Cautions on Angel Investors

Angel investors are wealthy individuals that make individual venture investments in start-up companies.  They typically invest $25,000 to $250,000 and often are the intial venture funding source prior to a larger institutional round of $1 - 5 million or more.

But not all angles are saviors, as this article from Forbes.com points out, so the entrepreneur needs to beware when taking on an angel investor:

Your young business is poised for promising growth--if only you could get an infusion of cash. So what’s the best funding source for your early-stage business?

You could tap friends and family members. But then, they tend to have little experience, offer too much unsolicited advice and create complications at family events. This leads to nothing but trouble.

At the other extreme are venture capitalists--professional money managers who place many bets on nascent companies hoping that one or two will hit it big. VCs offer funding, expertise and a valuable network of resources to help businesses grow. The problem: VCs typically demand a fair amount of control and ownership, in the form of a board seat, voting rights and senior securities that would get paid off first in the event of liquidation. (The logic for entrepreneurs: Owning a smaller percent of a bigger company is better than a larger percent of a smaller one.)

A third alternative for cash-hungry companies are "angel" investors. These high-net-worth individuals (or groups of them) dabble in small businesses but would rather play golf than get their hands dirty in day-to-day operations. Generally, angels bring more business expertise to bear than friends and family members do but don't demand the same draconian terms as VCs. According to the Angel Capital Education Foundation, there are now 265 angel groups in the U.S. (up 67% since 1999), which include some 10,000 individual investors.

None of which means companies touched by angels will be blessed with financial success. Consider data from a year-long study released this month by the Ewing Marion Kauffman Foundation and the ACEF, which looked at investments made and returns captured by 539 angels between 1990 and 2007. While overall returns averaged 2.6 times the initial investment within 3.5 years, only 48% of the deals returned more than the original investment. In other words, 52% of all angels lose money on their investments. (As for start-ups that initially ran on angel capital but later accepted VC money, the returns on the winners were higher--but so were the number of losses.)

Before you align with an angel, ask yourself: Does this guy have just one success to his name, or a few impressive launches I can emulate? Is he 100% committed to my success, or am I just a nice distraction from his ballooning handicap?
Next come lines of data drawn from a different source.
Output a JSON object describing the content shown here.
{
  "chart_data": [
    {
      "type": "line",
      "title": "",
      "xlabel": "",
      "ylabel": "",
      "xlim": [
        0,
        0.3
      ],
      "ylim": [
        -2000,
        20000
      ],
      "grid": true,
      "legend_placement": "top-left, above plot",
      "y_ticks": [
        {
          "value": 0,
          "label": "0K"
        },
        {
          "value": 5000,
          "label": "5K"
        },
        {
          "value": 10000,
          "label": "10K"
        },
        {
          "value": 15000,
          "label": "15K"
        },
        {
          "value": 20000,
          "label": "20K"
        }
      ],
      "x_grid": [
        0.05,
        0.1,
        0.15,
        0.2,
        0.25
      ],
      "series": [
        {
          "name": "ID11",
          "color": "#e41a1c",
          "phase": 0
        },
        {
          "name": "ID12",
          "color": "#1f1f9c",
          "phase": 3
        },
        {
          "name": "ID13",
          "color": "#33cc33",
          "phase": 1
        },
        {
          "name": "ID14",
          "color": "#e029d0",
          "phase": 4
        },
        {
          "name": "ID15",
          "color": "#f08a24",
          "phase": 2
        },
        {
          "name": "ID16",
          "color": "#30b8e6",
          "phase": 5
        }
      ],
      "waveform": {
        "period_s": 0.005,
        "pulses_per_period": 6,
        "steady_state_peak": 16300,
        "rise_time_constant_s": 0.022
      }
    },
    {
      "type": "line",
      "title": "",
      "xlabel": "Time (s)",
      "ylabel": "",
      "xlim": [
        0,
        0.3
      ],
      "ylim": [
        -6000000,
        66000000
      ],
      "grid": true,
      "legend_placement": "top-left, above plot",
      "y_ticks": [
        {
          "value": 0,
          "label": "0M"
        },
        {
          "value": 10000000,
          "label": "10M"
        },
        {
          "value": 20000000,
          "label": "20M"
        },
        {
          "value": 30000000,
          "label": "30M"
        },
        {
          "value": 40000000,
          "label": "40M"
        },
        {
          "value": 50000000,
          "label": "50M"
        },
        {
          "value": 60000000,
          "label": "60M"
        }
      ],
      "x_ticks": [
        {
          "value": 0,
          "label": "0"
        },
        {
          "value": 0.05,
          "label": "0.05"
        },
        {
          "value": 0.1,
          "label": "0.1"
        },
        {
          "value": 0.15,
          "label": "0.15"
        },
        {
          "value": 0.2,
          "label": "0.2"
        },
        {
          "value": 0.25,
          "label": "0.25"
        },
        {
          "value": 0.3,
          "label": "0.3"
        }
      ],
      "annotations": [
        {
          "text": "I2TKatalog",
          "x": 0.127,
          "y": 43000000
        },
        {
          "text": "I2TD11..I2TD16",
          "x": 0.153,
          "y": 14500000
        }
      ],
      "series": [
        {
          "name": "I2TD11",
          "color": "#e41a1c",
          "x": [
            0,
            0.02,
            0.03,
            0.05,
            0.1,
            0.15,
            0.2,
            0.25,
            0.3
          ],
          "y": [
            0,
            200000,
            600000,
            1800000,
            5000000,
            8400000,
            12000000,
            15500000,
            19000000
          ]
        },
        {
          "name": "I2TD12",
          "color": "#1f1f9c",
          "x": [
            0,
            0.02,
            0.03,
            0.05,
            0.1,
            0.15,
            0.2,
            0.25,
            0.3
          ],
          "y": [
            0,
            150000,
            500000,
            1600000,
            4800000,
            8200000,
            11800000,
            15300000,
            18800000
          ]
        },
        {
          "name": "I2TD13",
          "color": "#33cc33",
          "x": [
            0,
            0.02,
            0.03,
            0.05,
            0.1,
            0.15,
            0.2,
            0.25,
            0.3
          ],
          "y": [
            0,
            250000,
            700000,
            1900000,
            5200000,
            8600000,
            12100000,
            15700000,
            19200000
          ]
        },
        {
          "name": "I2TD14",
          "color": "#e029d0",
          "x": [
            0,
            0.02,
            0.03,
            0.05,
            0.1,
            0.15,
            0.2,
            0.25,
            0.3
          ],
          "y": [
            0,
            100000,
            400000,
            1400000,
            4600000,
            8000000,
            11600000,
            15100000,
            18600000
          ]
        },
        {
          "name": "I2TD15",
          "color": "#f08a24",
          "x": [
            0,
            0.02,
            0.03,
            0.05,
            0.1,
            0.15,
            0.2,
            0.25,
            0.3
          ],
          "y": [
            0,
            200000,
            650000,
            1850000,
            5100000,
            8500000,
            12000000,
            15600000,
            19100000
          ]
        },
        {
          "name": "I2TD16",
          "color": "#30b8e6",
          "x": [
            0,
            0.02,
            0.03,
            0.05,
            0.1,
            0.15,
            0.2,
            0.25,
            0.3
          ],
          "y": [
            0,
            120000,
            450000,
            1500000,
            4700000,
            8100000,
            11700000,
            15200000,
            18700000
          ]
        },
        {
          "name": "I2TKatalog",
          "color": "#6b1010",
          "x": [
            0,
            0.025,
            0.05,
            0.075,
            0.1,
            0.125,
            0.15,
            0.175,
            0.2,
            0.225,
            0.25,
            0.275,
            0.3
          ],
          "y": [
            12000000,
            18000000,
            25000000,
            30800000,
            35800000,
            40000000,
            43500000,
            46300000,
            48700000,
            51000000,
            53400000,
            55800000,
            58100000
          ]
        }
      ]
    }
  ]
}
Is his experience relevant to my business? And if it is, to what degree is he dedicated to helping get my company off the ground? Ask those questions and you'll find that not all angels are saviors.

I recently came across a very interesting and advanced piece of software developed by a professor at a leading university. The professor mentioned that he had taken the advice of some angel advisers and had already entered into an agreement with a large public company under which he signed away the exclusive rights to the technology with no revenue guarantee and no non-performance termination clauses. In effect, he had given away the distribution rights for the product and had no recourse. Predictable result: The software got subsumed into the organization and never made it to market.
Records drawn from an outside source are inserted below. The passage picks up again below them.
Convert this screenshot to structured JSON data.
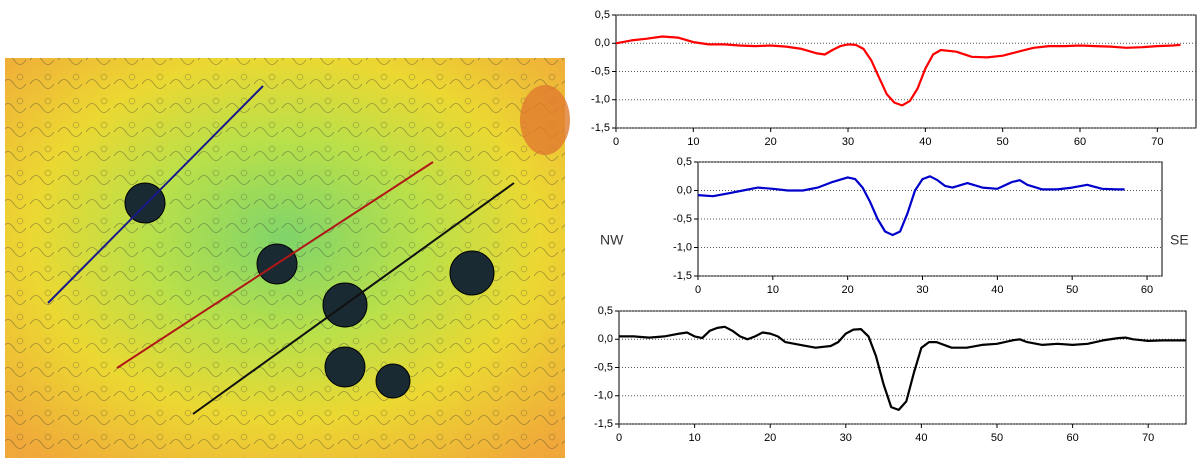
{
  "labels": {
    "left": "NW",
    "right": "SE"
  },
  "chart_data": [
    {
      "type": "line",
      "color": "#ff0000",
      "grid": true,
      "x": [
        0,
        2,
        4,
        6,
        8,
        10,
        12,
        14,
        16,
        18,
        20,
        22,
        24,
        26,
        27,
        28,
        29,
        30,
        31,
        32,
        33,
        34,
        35,
        36,
        37,
        38,
        39,
        40,
        41,
        42,
        44,
        46,
        48,
        50,
        52,
        54,
        56,
        58,
        60,
        62,
        64,
        66,
        68,
        70,
        72,
        73
      ],
      "values": [
        0,
        0.05,
        0.08,
        0.12,
        0.1,
        0.02,
        -0.02,
        -0.02,
        -0.04,
        -0.05,
        -0.04,
        -0.06,
        -0.1,
        -0.18,
        -0.2,
        -0.12,
        -0.05,
        -0.02,
        -0.03,
        -0.1,
        -0.3,
        -0.6,
        -0.9,
        -1.05,
        -1.1,
        -1.02,
        -0.8,
        -0.45,
        -0.2,
        -0.12,
        -0.15,
        -0.24,
        -0.25,
        -0.22,
        -0.15,
        -0.08,
        -0.05,
        -0.05,
        -0.04,
        -0.05,
        -0.06,
        -0.08,
        -0.07,
        -0.05,
        -0.04,
        -0.03
      ],
      "xlim": [
        0,
        75
      ],
      "xticks": [
        0,
        10,
        20,
        30,
        40,
        50,
        60,
        70
      ],
      "ylim": [
        -1.5,
        0.5
      ],
      "yticks": [
        {
          "value": -1.5,
          "label": "-1,5"
        },
        {
          "value": -1,
          "label": "-1,0"
        },
        {
          "value": -0.5,
          "label": "-0,5"
        },
        {
          "value": 0,
          "label": "0,0"
        },
        {
          "value": 0.5,
          "label": "0,5"
        }
      ]
    },
    {
      "type": "line",
      "color": "#0000cc",
      "grid": true,
      "x": [
        0,
        2,
        4,
        6,
        8,
        10,
        12,
        14,
        16,
        18,
        20,
        21,
        22,
        23,
        24,
        25,
        26,
        27,
        28,
        29,
        30,
        31,
        32,
        33,
        34,
        36,
        38,
        40,
        42,
        43,
        44,
        46,
        48,
        50,
        52,
        54,
        56,
        57
      ],
      "values": [
        -0.08,
        -0.1,
        -0.05,
        0,
        0.05,
        0.03,
        0,
        0,
        0.05,
        0.15,
        0.23,
        0.2,
        0.05,
        -0.2,
        -0.5,
        -0.72,
        -0.78,
        -0.72,
        -0.4,
        0,
        0.2,
        0.25,
        0.18,
        0.08,
        0.05,
        0.13,
        0.05,
        0.03,
        0.15,
        0.18,
        0.1,
        0.02,
        0.02,
        0.05,
        0.1,
        0.03,
        0.02,
        0.02
      ],
      "xlim": [
        0,
        62
      ],
      "xticks": [
        0,
        10,
        20,
        30,
        40,
        50,
        60
      ],
      "ylim": [
        -1.5,
        0.5
      ],
      "yticks": [
        {
          "value": -1.5,
          "label": "-1,5"
        },
        {
          "value": -1,
          "label": "-1,0"
        },
        {
          "value": -0.5,
          "label": "-0,5"
        },
        {
          "value": 0,
          "label": "0,0"
        },
        {
          "value": 0.5,
          "label": "0,5"
        }
      ]
    },
    {
      "type": "line",
      "color": "#000000",
      "grid": true,
      "x": [
        0,
        2,
        4,
        6,
        8,
        9,
        10,
        11,
        12,
        13,
        14,
        15,
        16,
        17,
        18,
        19,
        20,
        21,
        22,
        24,
        26,
        28,
        29,
        30,
        31,
        32,
        33,
        34,
        35,
        36,
        37,
        38,
        39,
        40,
        41,
        42,
        44,
        46,
        48,
        50,
        52,
        53,
        54,
        56,
        58,
        60,
        62,
        64,
        66,
        67,
        68,
        70,
        72,
        75
      ],
      "values": [
        0.05,
        0.05,
        0.03,
        0.05,
        0.1,
        0.12,
        0.05,
        0.02,
        0.15,
        0.2,
        0.22,
        0.15,
        0.05,
        0,
        0.05,
        0.12,
        0.1,
        0.05,
        -0.05,
        -0.1,
        -0.15,
        -0.12,
        -0.05,
        0.1,
        0.17,
        0.18,
        0.05,
        -0.3,
        -0.8,
        -1.2,
        -1.25,
        -1.1,
        -0.6,
        -0.15,
        -0.05,
        -0.05,
        -0.15,
        -0.15,
        -0.1,
        -0.08,
        -0.02,
        0,
        -0.05,
        -0.1,
        -0.08,
        -0.1,
        -0.08,
        -0.02,
        0.02,
        0.03,
        0,
        -0.03,
        -0.02,
        -0.02
      ],
      "xlim": [
        0,
        75
      ],
      "xticks": [
        0,
        10,
        20,
        30,
        40,
        50,
        60,
        70
      ],
      "ylim": [
        -1.5,
        0.5
      ],
      "yticks": [
        {
          "value": -1.5,
          "label": "-1,5"
        },
        {
          "value": -1,
          "label": "-1,0"
        },
        {
          "value": -0.5,
          "label": "-0,5"
        },
        {
          "value": 0,
          "label": "0,0"
        },
        {
          "value": 0.5,
          "label": "0,5"
        }
      ]
    }
  ]
}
While the software had some real market potential, the professor made a critical error by partnering with an angel investor who didn't understand the market conditions and underestimated the capital and resources needed to build the company. Despite his best intentions, the angel didn’t have the experience to look at all dimensions, such as which products should be built and which should be licensed. Entrepreneurs need to look at all the dynamics involved. In the professor's case, entering into a deal with a behemoth was a good thing; structuring it the way he did was devastating.

Frequently we see angel-funded companies sell off intellectual property rights for very small amounts, severely limiting the upside potential of the companies. We have seen others create complicated (and costly) legal structures for no sound financial reason. The mistakes go on and on.

Bottom line on angels: Take their money--but only if they bring other strategic benefits to the table. In the end, entrepreneurs need investors who offer more than just deep pockets.